Nous pourrons bientôt juger le sérieux avec lequel nos politiciens comptent réformer l’AVS. Lors de la session en cours, le Conseil des États sera la première chambre à en débattre. Les signes pour une réforme rapide ont déjà été de meilleur augure. S’il y a quelques mois encore, on entendait de toute part de l’échiquier politique qu’il était nécessaire d’agir, le refrain n’est plus du tout le même dans les délibérations.

Eviter un gouffre financier

Selon les perspectives financières récemment actualisées par l’Office fédéral des assurances sociales, le déficit cumulé de l’AVS sur les dix prochaines années s’élèvera à 23 milliards de francs. Même en temps de pandémie, où les citoyens et politiciens se sont habitués à des montants en milliards, cela représente une somme non-négligeable. Et ce, bien que l’Etat ait renforcé sa part de financement et que les cotisations salariales aient été augmentées de 0,3 point de pourcentage il y a un an seulement. Ainsi, l’AVS bénéficie de 2 milliards de francs de recettes supplémentaires par an, qui pourtant, ne permettent pas d’éviter l’abysse financière. La réforme appelée AVS 21 n’appelle donc pas à un simple ajustement cosmétique, mais nécessite bien un assainissement urgent d’une des plus importantes assurances sociales en Suisse. Et les assainissements sont toujours douloureux, il faut le dire honnêtement à la population.

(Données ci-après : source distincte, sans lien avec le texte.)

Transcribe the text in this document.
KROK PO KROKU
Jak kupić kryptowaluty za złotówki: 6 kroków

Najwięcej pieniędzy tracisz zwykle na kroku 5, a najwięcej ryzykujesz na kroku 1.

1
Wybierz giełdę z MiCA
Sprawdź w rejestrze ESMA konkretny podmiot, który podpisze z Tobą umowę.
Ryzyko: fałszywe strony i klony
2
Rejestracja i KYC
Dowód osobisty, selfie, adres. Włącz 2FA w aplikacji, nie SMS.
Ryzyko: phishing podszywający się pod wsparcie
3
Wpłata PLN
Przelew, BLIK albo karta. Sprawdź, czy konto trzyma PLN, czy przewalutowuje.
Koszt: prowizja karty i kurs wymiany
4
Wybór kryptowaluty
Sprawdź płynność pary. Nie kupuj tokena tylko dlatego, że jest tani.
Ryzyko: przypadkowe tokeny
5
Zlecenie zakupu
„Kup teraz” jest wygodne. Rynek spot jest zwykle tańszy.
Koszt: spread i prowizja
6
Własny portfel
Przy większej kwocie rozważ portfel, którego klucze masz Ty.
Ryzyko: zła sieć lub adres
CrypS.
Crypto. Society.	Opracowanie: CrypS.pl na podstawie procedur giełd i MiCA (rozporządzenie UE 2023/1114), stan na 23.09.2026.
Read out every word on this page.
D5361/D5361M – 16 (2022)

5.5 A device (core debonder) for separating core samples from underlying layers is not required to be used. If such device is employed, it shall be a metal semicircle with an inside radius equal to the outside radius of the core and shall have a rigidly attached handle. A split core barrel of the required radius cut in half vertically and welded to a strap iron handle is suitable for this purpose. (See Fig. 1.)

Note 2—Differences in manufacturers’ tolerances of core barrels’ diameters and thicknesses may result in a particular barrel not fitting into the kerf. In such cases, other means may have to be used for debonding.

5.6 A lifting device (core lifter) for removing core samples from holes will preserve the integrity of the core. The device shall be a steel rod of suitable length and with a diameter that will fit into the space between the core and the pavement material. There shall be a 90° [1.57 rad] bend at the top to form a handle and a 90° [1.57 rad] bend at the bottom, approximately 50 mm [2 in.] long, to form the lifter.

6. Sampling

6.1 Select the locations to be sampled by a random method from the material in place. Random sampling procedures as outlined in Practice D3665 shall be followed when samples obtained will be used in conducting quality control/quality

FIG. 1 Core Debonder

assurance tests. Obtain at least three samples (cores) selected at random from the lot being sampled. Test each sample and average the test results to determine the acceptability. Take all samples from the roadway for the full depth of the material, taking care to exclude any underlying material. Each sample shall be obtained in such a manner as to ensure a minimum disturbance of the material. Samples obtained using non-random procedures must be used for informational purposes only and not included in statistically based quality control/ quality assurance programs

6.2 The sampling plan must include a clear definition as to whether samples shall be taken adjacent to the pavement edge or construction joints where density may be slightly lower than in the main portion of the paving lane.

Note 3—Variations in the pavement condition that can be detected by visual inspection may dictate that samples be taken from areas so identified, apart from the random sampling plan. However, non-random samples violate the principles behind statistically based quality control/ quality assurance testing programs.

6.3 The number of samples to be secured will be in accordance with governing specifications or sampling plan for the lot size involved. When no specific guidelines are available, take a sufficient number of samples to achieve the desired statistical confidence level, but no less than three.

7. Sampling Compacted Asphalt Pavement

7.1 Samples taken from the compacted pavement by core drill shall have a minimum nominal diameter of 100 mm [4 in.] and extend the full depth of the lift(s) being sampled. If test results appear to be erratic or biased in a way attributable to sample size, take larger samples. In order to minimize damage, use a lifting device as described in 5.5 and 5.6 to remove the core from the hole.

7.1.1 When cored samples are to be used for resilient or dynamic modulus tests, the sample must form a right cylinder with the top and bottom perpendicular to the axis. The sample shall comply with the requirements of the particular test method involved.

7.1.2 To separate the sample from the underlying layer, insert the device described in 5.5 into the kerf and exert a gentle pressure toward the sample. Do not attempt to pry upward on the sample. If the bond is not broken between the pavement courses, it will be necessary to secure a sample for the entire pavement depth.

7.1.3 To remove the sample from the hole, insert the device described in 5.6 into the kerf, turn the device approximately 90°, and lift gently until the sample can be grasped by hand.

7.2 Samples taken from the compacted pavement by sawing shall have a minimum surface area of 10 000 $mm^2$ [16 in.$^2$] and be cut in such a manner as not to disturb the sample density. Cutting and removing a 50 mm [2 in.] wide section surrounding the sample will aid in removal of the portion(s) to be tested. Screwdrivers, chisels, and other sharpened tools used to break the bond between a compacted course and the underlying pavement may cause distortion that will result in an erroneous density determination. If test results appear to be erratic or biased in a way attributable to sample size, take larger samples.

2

D’après les propositions du Conseil fédéral, deux mesures principales visent à rééquilibrer les finances de l’AVS : une augmentation de la TVA de 0,7 point et l’égalisation de l’âge de la retraite des femmes avec celui des hommes. Cette dernière devrait permettre des économies d’environ 1,4 milliard de francs par an. Lors du traitement du dossier en janvier dernier, la commission compétente du Conseil des États s’est écartée de la proposition du Conseil fédéral. Elle a certes réduit la durée du régime transitoire à six ans pour les femmes concernées, mais le coût de ces mesures s’élève encore à 440 millions de francs par an. En parallèle, elle a augmenté les prestations pour les couples de retraités à hauteur de 650 millions de francs par an, pour une durée indéterminée. La plupart des économies réalisées grâce à l’harmonisation de l’âge de la retraite des femmes seront ainsi compensées avant même que la loi soit entrée en vigueur.

Garder la tête froide

Les propositions de la Commission du Conseil des Etats ont provoqué une vague d’indignation – bien orchestrée. Sous la direction de l’Union syndicale suisse, des SMS et des messages WhatsApp ont été envoyés en masse le même jour, faisant état d’une «détérioration des rentes des femmes» – alors que le Conseil des Etats avait avant tout ajusté la forme des compensations. Les messages lançaient un appel urgent à soutenir une pétition en ligne. Un appel qui a permis de récolter plus de 300 000 signatures.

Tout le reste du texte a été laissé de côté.